HTTP Issues with Reverse Proxy

1. Caddy version (caddy version):


2. How I run Caddy:

a. System environment:

Ubuntu 20.04 LTS.
Installed natively with:

> wget
> sudo dpkg -i caddy_2.0.0_linux_amd64.deb 

I have a properly-registered domain (for the sake of argument, let’s say pointing to an Internal IP on my network, so it’s not resolvable by public, but it is resolvable to all my computers (using Tailscale).

b. Command:

I restart my Caddy server using the following command, so it picks up my config:

> caddy reload --config /etc/caddy/Caddyfile
2020/05/25 17:00:58.290	INFO	using provided configuration	{"config_file": "/etc/caddy/Caddyfile", "config_adapter": ""}

c. Service/unit/compose file:


d. My complete Caddyfile or JSON config:

Caddyfile {
} {

Note: The real domain in my /etc/caddy/Caddifile is here changed to “” for security.

3. The problem I’m having:

The first syntax (http://) does not work, I get 404. Documentation implies that the first syntax should work, so that seems like a bug?

The second syntax (:80 in the end) does work if you access the URL with curl from command line, but it fails in any major GUI browser. I suspect due to dangling HSTS somewhere that curl ignores but real browsers don’t?

4. Error messages and/or full log output:


5. What I already tried:


6. Links to relevant resources: isn’t a real IP address. It just means “any IP”. I think curl accepts it as a loopback though.

Is this a service running on the same machine? If so, use localhost or for the reverse_proxy address.

Also you might have issues with hairpinning if you use the domain on the same machine, unless you have domain in your hosts file mapped to or something like that. Depends on the router.

Edit: Scratch that part, I missed your note regarding the domain in 2a of your post.

They just go to stderr (i.e. your terminal, or whatever parent process is capturing standard error).

Replace your reverse_proxy with respond Hello or something just as a sanity check that you’re even hitting the server you think are you, first.

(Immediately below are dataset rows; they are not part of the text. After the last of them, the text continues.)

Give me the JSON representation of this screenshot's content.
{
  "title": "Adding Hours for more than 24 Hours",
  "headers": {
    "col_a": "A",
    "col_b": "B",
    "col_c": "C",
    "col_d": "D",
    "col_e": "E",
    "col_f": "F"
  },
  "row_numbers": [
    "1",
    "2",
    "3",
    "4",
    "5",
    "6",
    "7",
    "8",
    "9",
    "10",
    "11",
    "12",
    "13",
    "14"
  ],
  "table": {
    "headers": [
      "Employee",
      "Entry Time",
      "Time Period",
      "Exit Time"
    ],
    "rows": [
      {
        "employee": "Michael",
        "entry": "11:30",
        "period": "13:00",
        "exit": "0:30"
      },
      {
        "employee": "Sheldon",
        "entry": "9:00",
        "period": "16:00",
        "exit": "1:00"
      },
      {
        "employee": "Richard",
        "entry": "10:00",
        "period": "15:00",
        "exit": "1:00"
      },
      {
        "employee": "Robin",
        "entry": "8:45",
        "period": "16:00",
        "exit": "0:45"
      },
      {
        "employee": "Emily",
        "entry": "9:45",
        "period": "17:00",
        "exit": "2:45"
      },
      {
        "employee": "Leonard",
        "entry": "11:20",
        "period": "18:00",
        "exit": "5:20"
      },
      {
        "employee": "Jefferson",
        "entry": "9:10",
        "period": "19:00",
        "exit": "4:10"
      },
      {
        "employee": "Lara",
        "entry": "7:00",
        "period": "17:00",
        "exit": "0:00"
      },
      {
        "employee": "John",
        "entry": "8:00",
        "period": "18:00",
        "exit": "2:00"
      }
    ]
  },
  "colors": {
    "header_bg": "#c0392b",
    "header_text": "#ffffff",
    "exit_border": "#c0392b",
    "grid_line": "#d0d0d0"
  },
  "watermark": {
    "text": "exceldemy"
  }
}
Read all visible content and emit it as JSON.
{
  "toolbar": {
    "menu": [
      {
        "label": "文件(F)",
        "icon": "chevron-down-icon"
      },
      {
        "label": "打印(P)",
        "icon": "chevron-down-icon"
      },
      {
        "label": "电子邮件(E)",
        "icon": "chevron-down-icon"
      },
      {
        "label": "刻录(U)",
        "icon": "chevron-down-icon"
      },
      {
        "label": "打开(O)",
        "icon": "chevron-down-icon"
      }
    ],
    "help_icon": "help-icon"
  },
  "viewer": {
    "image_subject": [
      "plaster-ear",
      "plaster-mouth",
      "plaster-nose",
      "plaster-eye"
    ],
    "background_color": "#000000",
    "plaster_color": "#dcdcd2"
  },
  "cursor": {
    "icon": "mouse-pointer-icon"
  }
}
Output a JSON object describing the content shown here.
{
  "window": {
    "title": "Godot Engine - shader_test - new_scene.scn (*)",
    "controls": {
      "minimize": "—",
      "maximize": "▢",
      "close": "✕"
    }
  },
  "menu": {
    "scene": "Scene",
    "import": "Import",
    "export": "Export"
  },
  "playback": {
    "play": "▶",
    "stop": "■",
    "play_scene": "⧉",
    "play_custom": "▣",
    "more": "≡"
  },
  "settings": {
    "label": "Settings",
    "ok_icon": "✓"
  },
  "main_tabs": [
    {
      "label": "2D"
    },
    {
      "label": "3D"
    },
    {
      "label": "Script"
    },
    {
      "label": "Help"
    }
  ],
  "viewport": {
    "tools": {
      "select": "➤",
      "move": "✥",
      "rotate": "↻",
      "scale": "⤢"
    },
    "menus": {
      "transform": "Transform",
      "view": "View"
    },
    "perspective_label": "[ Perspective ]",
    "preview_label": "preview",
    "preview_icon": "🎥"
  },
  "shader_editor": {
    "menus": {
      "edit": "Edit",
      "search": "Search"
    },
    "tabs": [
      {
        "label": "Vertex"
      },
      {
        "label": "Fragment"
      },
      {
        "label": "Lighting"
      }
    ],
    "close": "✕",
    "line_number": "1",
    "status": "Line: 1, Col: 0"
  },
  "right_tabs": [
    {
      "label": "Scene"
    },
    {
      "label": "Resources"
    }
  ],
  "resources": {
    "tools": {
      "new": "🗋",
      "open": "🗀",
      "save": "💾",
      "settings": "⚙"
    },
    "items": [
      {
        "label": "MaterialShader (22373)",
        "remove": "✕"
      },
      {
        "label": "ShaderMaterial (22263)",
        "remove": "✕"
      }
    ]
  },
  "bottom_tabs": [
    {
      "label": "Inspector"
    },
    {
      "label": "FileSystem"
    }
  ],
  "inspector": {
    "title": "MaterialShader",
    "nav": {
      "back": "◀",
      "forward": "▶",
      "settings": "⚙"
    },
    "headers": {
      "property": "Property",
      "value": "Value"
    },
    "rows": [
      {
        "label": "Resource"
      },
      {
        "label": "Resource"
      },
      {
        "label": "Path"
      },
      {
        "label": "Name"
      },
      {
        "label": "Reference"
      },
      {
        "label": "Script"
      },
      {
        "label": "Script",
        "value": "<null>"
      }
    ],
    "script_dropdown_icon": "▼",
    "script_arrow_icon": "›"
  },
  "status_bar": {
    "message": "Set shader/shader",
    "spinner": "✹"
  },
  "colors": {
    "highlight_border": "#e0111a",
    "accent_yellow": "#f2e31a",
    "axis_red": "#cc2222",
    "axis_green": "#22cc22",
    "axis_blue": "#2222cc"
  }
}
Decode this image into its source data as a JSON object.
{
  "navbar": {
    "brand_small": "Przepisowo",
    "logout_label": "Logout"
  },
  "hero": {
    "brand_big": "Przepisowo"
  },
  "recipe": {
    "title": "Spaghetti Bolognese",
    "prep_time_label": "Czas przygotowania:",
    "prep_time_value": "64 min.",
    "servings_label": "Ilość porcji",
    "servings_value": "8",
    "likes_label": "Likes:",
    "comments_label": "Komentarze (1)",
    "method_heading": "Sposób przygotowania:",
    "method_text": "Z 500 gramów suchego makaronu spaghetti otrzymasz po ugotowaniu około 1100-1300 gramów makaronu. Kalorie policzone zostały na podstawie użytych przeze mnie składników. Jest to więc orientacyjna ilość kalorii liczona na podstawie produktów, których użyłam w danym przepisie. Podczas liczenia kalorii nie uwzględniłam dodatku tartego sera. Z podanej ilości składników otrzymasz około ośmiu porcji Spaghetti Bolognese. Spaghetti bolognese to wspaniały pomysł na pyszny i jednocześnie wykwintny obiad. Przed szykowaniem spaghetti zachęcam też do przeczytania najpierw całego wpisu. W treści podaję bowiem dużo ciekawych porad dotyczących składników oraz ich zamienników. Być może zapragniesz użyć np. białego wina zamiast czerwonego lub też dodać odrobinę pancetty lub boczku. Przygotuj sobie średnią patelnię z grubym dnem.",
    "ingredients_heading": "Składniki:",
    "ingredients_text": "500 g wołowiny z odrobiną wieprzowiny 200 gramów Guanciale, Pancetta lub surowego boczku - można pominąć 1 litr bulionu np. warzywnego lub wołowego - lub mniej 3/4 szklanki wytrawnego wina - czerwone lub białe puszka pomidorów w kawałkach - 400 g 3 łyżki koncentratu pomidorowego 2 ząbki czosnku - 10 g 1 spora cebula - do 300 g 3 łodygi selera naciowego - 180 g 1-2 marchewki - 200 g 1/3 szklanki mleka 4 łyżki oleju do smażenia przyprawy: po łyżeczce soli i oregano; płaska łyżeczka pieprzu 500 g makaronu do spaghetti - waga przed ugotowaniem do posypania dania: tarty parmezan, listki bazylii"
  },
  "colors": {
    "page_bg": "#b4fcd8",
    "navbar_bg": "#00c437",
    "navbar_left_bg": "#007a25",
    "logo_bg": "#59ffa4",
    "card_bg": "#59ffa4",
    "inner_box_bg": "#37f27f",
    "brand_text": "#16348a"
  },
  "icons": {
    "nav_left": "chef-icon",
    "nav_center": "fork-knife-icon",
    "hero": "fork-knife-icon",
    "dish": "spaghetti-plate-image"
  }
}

You can run journalctl -u caddy to see the logs when running with a systemd service


Thanks for the responses.

I updated the report. Something extra bad was happening with Caddy (I think the process was in some kind of corrupt state), that became less bad after a server reboot.

Bottomline:” syntax “works” (but not in any major browser, just in curl), syntax doesn’t work at all.

Thank you, Matt. I was able to find an operator error with the “respond” trick.

I believe both “” and “” syntax work. But as I mentioned - only in curl, Postman or such client, not in any GUI Browser. I even tried to delete HSTS records manually and install fresh browsers, but none of that seems to help.

Any suggestions?

Many thanks.

P.S. @francislavoie “journalctl” command was great to see startup messages, I still cannot see access log messages anywhere, though? Thank you! and are the same thing from Caddy’s perspective. If you’re getting a 404, that’s coming from your upstream service, not Caddy! If Caddy failed to match a request, you’d see an empty 200 response instead.

I’m not certain why your access logs wouldn’t be writing to disk, but wherever it is should be writable by the caddy user.

For the time being, you can just set log on each of your sites (no options block) which will make access logs output to stdout, which you’ll find via journalctl.

HSTS should have no effect here, all that would do is force the browser to load the site via HTTPS.

1 Like

@francislavoie correct, the difference between http:// and :80 was my fault. :sorry:

The log trick worked!

I now have: {
} {

and I can see the access logs from both when I run journalctl -u caddy -f. Thank you!

As for HSTS - I think that’s what is going on, indeed. It is forcing browser to load HTTPS, but there is no HTTPS router, so the requests fail. Makes sense?

1 Like

Did you put your site on the HSTS preload? Based on clearing browser caches and using fresh installs and still getting this issue, I’d assume this is at least a possibility? (You’d know if you did; you have to set a specific header and then go to a website to request being preloaded.)

If you ARE on the list, you’re a bit out of luck unless you can get public facing, validated HTTPS up and running again and start sending HSTS headers without preload: HSTS Preload List Removal

Thank you, @Whitestrake. No, I haven’t done anything conscious with HSTS and these hosts. The only thing - I was using them over HTTPS with Caddy, and I am trying to to switch them to HTTP now.

In that case, fully clearing caches - or using a freshly installed (i.e. completely wiped or never previously installed) browser - should resolve this issue with the browsers inappropriately assuming HTTPS.

1 Like

Tried both of those things but still getting the same issue. Weird :frowning:

I don’t think regular cache clears or reinstalls do the trick. You have to tell the browser specifically to forget HSTS. How to clear HSTS settings in Chrome and Firefox

This topic was automatically closed after 30 days. New replies are no longer allowed.